The last line of (product) defense
Alvarez wasn’t sure how she was going to prototype an ankle insert without knowing much about ankles.
But she managed.
Alvarez began a hands-on engineering experience at the Ray Ewry Sports Engineering Center contributing to an ongoing project: As a research assistant, Alvarez helped create an insert that would support the anterior talofibular ligament and avoid ankle injuries while walking, running and jumping in sports like basketball or volleyball, where those kinds of injuries are common. Over five months with professor Jan-Anders Mansson’s undergraduate research group, Alvarez helped increase stabilization by testing new insert materials and improved testing methods to be more realistic for future prototyping.
The experience refined what Alvarez looked for during an internship at Eli Lilly and Company in winter and spring 2025 as a part of the Lilly Scholars at Purdue experience. What she wanted was not hands-on creation, but more production based.

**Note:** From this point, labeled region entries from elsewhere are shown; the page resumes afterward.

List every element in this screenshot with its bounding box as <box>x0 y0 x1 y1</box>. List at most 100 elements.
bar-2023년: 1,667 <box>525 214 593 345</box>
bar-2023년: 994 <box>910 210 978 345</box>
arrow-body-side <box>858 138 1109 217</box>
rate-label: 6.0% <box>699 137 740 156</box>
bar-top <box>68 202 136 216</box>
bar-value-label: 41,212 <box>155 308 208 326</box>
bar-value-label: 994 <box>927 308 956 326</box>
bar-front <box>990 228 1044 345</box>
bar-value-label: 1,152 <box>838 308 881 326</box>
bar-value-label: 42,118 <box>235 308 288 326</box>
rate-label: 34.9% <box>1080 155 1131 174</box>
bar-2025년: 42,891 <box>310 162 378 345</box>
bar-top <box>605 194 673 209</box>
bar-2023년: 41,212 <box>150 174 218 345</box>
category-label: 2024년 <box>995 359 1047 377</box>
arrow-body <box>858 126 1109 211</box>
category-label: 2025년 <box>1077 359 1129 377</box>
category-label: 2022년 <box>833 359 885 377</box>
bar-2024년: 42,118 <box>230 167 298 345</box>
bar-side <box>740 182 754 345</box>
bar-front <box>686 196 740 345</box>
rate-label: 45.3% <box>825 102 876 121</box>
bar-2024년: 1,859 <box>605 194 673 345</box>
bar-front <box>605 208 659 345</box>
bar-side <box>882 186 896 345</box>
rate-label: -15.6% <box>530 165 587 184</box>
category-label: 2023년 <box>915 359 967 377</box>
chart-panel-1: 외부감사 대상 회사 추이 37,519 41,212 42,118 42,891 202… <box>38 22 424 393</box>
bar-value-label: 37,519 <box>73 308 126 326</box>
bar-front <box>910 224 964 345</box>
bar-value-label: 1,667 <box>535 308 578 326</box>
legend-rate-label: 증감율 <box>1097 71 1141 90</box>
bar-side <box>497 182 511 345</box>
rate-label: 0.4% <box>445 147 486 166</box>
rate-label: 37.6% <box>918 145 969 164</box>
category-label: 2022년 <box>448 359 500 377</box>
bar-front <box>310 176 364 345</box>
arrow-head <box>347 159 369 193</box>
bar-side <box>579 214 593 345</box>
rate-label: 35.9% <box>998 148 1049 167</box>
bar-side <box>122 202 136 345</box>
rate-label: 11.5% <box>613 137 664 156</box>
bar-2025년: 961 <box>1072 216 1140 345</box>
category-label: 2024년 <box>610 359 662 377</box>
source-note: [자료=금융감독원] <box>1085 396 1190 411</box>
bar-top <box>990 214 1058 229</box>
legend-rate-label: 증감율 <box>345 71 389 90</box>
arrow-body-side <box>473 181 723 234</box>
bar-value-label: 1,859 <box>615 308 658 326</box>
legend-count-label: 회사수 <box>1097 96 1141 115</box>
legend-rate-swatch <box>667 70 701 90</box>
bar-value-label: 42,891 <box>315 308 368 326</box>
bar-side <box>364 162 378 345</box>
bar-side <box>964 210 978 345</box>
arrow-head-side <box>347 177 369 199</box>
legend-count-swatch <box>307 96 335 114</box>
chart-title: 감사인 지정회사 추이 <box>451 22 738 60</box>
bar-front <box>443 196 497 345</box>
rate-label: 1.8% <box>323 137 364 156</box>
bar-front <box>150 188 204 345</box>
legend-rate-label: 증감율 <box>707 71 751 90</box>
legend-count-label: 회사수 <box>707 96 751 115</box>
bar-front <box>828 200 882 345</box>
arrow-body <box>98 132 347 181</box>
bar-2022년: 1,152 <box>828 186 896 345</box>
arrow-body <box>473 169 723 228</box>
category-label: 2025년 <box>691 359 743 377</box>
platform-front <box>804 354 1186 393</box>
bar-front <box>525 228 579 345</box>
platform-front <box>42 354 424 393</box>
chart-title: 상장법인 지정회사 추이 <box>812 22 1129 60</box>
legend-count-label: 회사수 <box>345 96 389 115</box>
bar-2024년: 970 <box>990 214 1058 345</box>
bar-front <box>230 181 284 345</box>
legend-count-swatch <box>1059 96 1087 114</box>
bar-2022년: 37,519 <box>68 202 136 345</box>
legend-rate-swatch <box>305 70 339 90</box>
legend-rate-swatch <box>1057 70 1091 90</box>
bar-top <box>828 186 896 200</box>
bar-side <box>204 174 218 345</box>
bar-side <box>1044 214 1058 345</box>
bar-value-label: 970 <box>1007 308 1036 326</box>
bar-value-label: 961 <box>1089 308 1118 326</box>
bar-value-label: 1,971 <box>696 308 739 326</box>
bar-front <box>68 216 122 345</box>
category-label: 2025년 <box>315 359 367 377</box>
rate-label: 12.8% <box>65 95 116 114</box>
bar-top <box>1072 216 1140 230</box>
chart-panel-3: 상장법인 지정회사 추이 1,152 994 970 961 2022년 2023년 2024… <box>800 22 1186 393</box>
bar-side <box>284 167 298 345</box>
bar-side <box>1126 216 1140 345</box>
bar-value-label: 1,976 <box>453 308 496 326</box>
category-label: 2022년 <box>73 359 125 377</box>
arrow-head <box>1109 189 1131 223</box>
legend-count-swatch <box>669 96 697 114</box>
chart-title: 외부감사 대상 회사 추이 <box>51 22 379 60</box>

It was perfect for the certificate, too.
“The most valuable part — and my favorite part so far — of the certificate is the industry experience. It’s one thing to learn about something in class, but then to actually go do it, see the processes and talk to the engineers is so fulfilling.”
The role at Lilly was the perfect test of Alvarez’s new goal to try out product engineering. As a reliability engineering intern at manufacturing sites, Alvarez was part of a team determined to keep production lines running smoothly and efficiently. Particularly, Alvarez would find replacements for machine parts that were no longer manufactured, called obsolete spare parts, before the parts broke down on the assembly line became a hinderance to getting medications out the door.
Sometimes it was an easy task. Sometimes, it was a quest to find a part that could even similarly fit and function.
Either way, the internship was real-world, everyday engineering.
She loved it.
“I think (the experience) reaffirmed what I wanted to do,” she said. “It showed me that I really enjoyed the people, the culture and the work. I saw that this is an industry that I would feel fulfilled going to work every day.”
Every day was different as an engineering intern. Some days, she was walking the manufacturing floor. Other days, she was scouring the web for replacement parts. Still other days, Alvarez was out and about, tracking down replacements and implementing them with one of the full-time engineers.
The work challenged Alvarez’s fledgling skills as a sophomore. It also challenged her original perception that she would have to be a biomedical engineer to be in the medical field.
“It’s so cool to see (biomedical and chemical) engineers take all this chemistry knowledge and make something that can affect a patient,” Alvarez said. “But even more surprising to me was that a mechanical engineer can help that process by making sure the machines are running perfectly to create those molecules that make the medicine.”
It was easy for Alvarez to apply Lilly learnings during an operations internship at Avery Dennison last summer. Primed with manufacturing experience from the spring, Alvarez leaned into experiences with flagging and replacing obsolete spare parts and worked to improve the company’s material processing line with new equipment and techniques. She was even able to implement a new operating system, compatible with those already in place, complete with early fault detection and autonomous process control logic.
Alvarez’s experiences are exactly the kind the pharma certificate aims to encourage, said Kimberly Graham, OPP’s senior program manager for pharma and the Lilly Scholars at Purdue program.
“Having completed internships at Eli Lilly and Company and Avery Dennison and with experience as an undergraduate research assistant, Sophia brings both technical insight and professional maturity to her learning,” Graham said.“I’ve seen her grow significantly throughout her time here at Purdue thus far, becoming a thoughtful, confident engineer ready to make an impact in the pharmaceutical manufacturing space and in peoples’ lives.”